Il popolo si attendeva una dichiarazione ufficiale di Carlo Alberto; sperava, informato dell’arrivo del re, di conoscere quali fossero i suoi disegni. Ahimè, il sole era già a metà del suo corso e nessun proclama era venuto incontro a quelle speranze. Allora ognuno cominciò a sospettare. Il ceto medio e il popolo cambiarono il tono dei loro discorsi: “Il re è dunque proprio alle porte? Se così è, perché si nasconde= Perché ci lascia all’oscuro della sua venuta? Non ha forse fiducia in noi? E chi difenderà le nostre strade, le nostre piazze? Chi guarderà le nostre case, se non noi?…”.

Volli assolutamente conoscere come la pensasse quell’infimo ceto, che l’alta società diceva freddo e indifferente. Percorsi io stessa i quartieri più poveri della città, entrai sotto l’umile tetto, interrogai l’artigiano da solo, lo studiai nei crocchi che si formavano sulle pubbliche strade. Dovunque ebbi una sola risposta, conobbi in tutti un solo sentimento: irresistibile desiderio di farla finita coll’Austriaco, sicurezza di un esito favorevole, non priva di diffidenza per l’esercito piemontese.

Era comune pensiero che il ritorno degli Austriaci là dove un popolo inerme li aveva scacciati fosse cosa voluta dal destino per loro più grande espiazione. Qui era cominciata la lotta, qui avrebbe dovuto finire. Noi avevamo dato il primo moto, a noi l’ultimo colpo.

Scorreva lenta la notte dal 4 al 5. La guardia nazionale vegliava sui bastioni, il popolo sulle barricate, la città era tutta illuminata. Il re si era deciso di entrare in Milano per sottrarsi, così si diceva, al pericolo d’un attacco improvviso; abitava nel centro della città, a Palazzo Greppi, posto sulla Corsia del Giardino. Quella stessa notte gran parte delle truppe, abbandonati i loro posti, erano entrate in Milano; questo lo si seppe più tardi. Spuntò l’alba del 6 agosto. Il sole continuava a salire nell’orizzonte e il cannone non si faceva ancora sentire. Ognuno domandava spiegazioni d’una tregua così lunga; taluno diceva che si sarebbe atteso il mezzogiorno per attaccare.
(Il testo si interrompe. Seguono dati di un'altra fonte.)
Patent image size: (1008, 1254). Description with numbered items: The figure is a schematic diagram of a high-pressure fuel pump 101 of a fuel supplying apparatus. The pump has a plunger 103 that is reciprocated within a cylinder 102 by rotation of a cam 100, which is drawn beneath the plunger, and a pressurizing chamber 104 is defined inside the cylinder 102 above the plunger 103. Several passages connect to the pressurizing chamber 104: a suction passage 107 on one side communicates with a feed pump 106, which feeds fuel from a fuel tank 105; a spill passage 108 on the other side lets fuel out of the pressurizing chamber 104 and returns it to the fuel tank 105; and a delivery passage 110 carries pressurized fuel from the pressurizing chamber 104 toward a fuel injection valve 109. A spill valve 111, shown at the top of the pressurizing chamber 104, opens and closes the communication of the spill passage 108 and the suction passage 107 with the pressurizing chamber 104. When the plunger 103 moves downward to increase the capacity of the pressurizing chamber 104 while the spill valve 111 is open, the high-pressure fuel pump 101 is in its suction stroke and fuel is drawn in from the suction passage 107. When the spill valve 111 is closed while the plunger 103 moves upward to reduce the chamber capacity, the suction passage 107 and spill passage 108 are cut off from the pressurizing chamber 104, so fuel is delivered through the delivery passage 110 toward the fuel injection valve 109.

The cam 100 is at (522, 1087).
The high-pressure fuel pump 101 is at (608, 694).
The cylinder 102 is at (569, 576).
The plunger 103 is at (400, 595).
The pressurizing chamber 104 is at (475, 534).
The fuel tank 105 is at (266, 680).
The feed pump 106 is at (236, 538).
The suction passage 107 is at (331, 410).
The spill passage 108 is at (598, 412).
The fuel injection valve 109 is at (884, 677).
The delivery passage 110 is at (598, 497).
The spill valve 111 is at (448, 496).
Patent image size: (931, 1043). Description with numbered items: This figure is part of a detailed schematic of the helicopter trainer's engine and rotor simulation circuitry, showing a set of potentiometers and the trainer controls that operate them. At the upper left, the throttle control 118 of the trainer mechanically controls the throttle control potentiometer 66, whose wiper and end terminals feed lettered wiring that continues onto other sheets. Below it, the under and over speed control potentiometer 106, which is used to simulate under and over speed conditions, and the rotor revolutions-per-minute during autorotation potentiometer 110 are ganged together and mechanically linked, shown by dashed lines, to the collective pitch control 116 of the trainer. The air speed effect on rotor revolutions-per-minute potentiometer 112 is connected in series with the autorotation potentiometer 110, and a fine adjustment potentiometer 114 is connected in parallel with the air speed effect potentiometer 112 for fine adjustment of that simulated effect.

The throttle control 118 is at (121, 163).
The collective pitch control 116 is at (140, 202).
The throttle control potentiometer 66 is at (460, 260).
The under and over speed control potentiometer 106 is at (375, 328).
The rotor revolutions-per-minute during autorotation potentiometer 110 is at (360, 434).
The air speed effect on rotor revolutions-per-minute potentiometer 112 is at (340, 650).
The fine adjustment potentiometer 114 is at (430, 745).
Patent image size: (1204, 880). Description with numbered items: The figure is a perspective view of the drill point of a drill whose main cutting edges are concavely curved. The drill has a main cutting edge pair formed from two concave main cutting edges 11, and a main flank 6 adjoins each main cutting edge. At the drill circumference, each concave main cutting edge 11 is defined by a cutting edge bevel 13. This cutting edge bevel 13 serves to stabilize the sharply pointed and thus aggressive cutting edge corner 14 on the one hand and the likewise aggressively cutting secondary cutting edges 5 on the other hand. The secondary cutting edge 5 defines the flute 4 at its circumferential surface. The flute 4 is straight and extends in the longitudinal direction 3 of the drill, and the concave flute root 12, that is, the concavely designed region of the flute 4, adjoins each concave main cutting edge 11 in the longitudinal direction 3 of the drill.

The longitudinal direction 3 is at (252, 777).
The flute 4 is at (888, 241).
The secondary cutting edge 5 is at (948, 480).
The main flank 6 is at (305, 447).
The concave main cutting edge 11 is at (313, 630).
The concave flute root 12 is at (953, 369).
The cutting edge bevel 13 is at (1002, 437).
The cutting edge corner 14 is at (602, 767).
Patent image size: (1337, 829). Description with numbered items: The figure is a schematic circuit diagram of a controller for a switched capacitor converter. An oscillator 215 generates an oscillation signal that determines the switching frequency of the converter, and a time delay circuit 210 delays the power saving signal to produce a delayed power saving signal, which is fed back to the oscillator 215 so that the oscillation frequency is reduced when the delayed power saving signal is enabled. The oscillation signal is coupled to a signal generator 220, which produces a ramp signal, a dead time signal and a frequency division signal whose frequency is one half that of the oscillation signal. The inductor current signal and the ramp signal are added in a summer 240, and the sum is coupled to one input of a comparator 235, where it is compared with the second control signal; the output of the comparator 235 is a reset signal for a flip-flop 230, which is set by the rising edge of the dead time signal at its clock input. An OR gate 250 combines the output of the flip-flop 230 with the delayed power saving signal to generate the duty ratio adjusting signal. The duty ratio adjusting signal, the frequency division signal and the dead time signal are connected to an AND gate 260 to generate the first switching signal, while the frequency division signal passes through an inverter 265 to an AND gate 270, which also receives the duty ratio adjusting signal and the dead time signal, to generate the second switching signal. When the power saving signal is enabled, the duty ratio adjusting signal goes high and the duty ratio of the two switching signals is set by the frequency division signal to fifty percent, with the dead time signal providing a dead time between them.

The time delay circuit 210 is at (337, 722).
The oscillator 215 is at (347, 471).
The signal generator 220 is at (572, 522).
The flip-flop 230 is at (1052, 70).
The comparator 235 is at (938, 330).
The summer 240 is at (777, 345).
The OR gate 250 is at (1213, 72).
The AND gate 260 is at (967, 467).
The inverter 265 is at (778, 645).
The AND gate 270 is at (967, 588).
Infine, voci vaghe cominciarono a circolare: il re aveva capitolato! I milanesi non vollero dapprima crederle. Due sventurati, che per primi avevano portata la notizia, furono massacrati dal popolo furibondo nella Piazza dei Mercanti. Furono creduti austriaci travestiti venuti apposta a seminar discordie fra il popolo e l’esercito. Ma ben presto le voci si moltiplicarono, mille e mille persone le ripeterono; il velo cadde e la verità fu in luce.